La Commission européenne a annoncé ce lundi 26 janvier l'ouverture d'une nouvelle enquête visant le réseau social X, propriété d'Elon Musk, soupçonné de permettre la génération par intelligence artificielle de fausses images dénudées de femmes et de mineurs. Cette décision intervient dans un contexte de tensions accrues avec les États-Unis, qui pourraient riposter.
Une enquête pour violation du Digital Service Act
Bruxelles soupçonne X d'enfreindre le règlement européen sur les services numériques (DSA), qui impose aux plateformes de protéger les utilisateurs contre les contenus illégaux. En cause : une fonctionnalité de l'assistant IA Grok permettant de créer des images dénudées à partir de photos réelles. La présidente de la Commission, Ursula von der Leyen, a déclaré : "Nous ne tolérerons pas les comportements insensés des plateformes numériques, comme les fausses images dénudées de femmes et d'enfants."

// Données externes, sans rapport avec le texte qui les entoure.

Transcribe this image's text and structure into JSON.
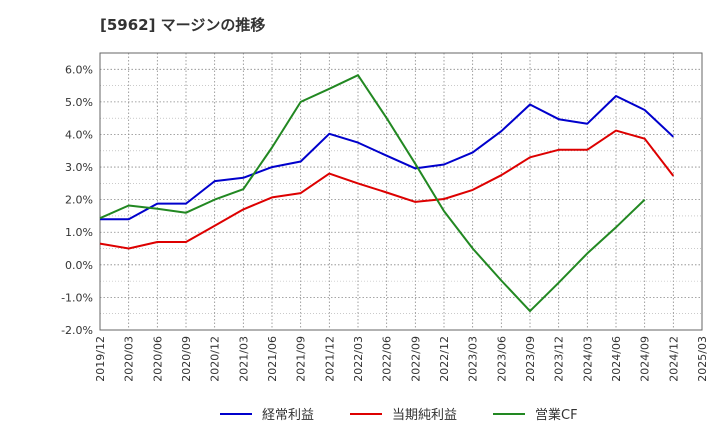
{
  "chart_data": {
    "type": "line",
    "title": "[5962]  マージンの推移",
    "x": [
      "2019/12",
      "2020/03",
      "2020/06",
      "2020/09",
      "2020/12",
      "2021/03",
      "2021/06",
      "2021/09",
      "2021/12",
      "2022/03",
      "2022/06",
      "2022/09",
      "2022/12",
      "2023/03",
      "2023/06",
      "2023/09",
      "2023/12",
      "2024/03",
      "2024/06",
      "2024/09",
      "2024/12",
      "2025/03"
    ],
    "yticks": [
      "6.0%",
      "5.0%",
      "4.0%",
      "3.0%",
      "2.0%",
      "1.0%",
      "0.0%",
      "-1.0%",
      "-2.0%"
    ],
    "ylim": [
      -2.0,
      6.5
    ],
    "grid": true,
    "legend_position": "bottom",
    "series": [
      {
        "name": "経常利益",
        "color": "#0000cc",
        "values": [
          1.4,
          1.4,
          1.88,
          1.88,
          2.57,
          2.67,
          3.0,
          3.17,
          4.02,
          3.75,
          3.35,
          2.96,
          3.08,
          3.45,
          4.1,
          4.92,
          4.47,
          4.33,
          5.18,
          4.75,
          3.93,
          null
        ]
      },
      {
        "name": "当期純利益",
        "color": "#dd0000",
        "values": [
          0.65,
          0.5,
          0.7,
          0.7,
          1.2,
          1.7,
          2.07,
          2.2,
          2.8,
          2.5,
          2.22,
          1.93,
          2.02,
          2.3,
          2.75,
          3.3,
          3.53,
          3.53,
          4.12,
          3.87,
          2.73,
          null
        ]
      },
      {
        "name": "営業CF",
        "color": "#228822",
        "values": [
          1.43,
          1.82,
          1.72,
          1.6,
          2.0,
          2.32,
          3.6,
          5.0,
          5.4,
          5.82,
          4.5,
          3.1,
          1.65,
          0.5,
          -0.48,
          -1.42,
          -0.55,
          0.35,
          1.15,
          2.0,
          null,
          null
        ]
      }
    ]
  }
}
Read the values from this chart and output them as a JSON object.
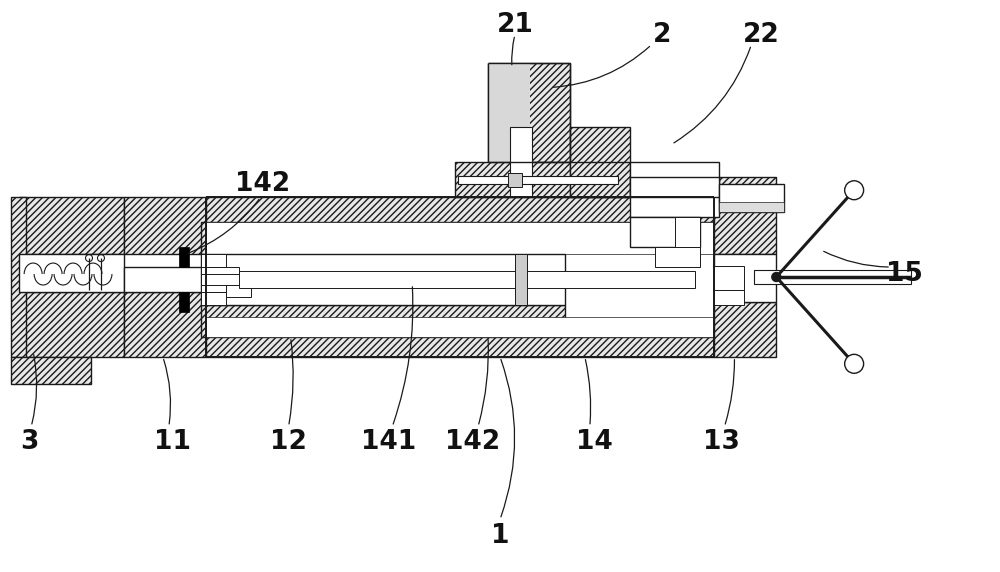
{
  "bg_color": "#ffffff",
  "lc": "#1a1a1a",
  "hatch_fc": "#e8e8e8",
  "hatch_fc2": "#d8d8d8",
  "black": "#000000",
  "label_color": "#111111",
  "fig_width": 10.0,
  "fig_height": 5.72,
  "lw": 1.0,
  "lw_thick": 1.4
}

Des millions d'images sexualisées en quelques jours
Selon une étude du Center for Countering Digital Hate, Grok a généré environ trois millions d'images sexualisées en onze jours, soit 190 par minute. Une autre analyse d'AI Forensics montre que sur 20 000 images générées, plus de la moitié représentaient des personnes légèrement vêtues, dont 81 % de femmes et 2 % de mineurs. Henna Virkkunen, vice-présidente de la Commission chargée du numérique, a qualifié ces créations de "cruelles et inacceptables".
Extension d'une enquête précédente
Parallèlement, la Commission étend le périmètre d'une enquête ouverte en décembre 2023 contre X, notamment sur les modifications de l'algorithme de recommandation intégrant Grok. En décembre, l'UE avait déjà infligé une amende de 120 millions d'euros à X pour infraction au DSA, une première.
Risques de représailles américaines
Cette nouvelle procédure expose l'Europe à des représailles de la part de l'administration Trump, qui accuse régulièrement l'UE de cibler les géants américains de la tech. Fin décembre, Washington a imposé des sanctions à l'ancien commissaire Thierry Breton, artisan du DSA, ainsi qu'à quatre autres personnalités européennes. Thomas Regnier, porte-parole de la Commission, a défendu : "Agir contre les images pédopornographiques ou le dénudage de femmes en ligne sans consentement n'a rien à voir avec la liberté d'expression ou la censure."
X n'a pas réagi dans l'immédiat. Le réseau social avait déjà limité l'accès à la fonctionnalité incriminée et annoncé un bridage dans les pays où la création de telles images est illégale. Plusieurs États, dont la France et le Royaume-Uni, ont lancé des procédures nationales, et certains ont suspendu l'accès à X.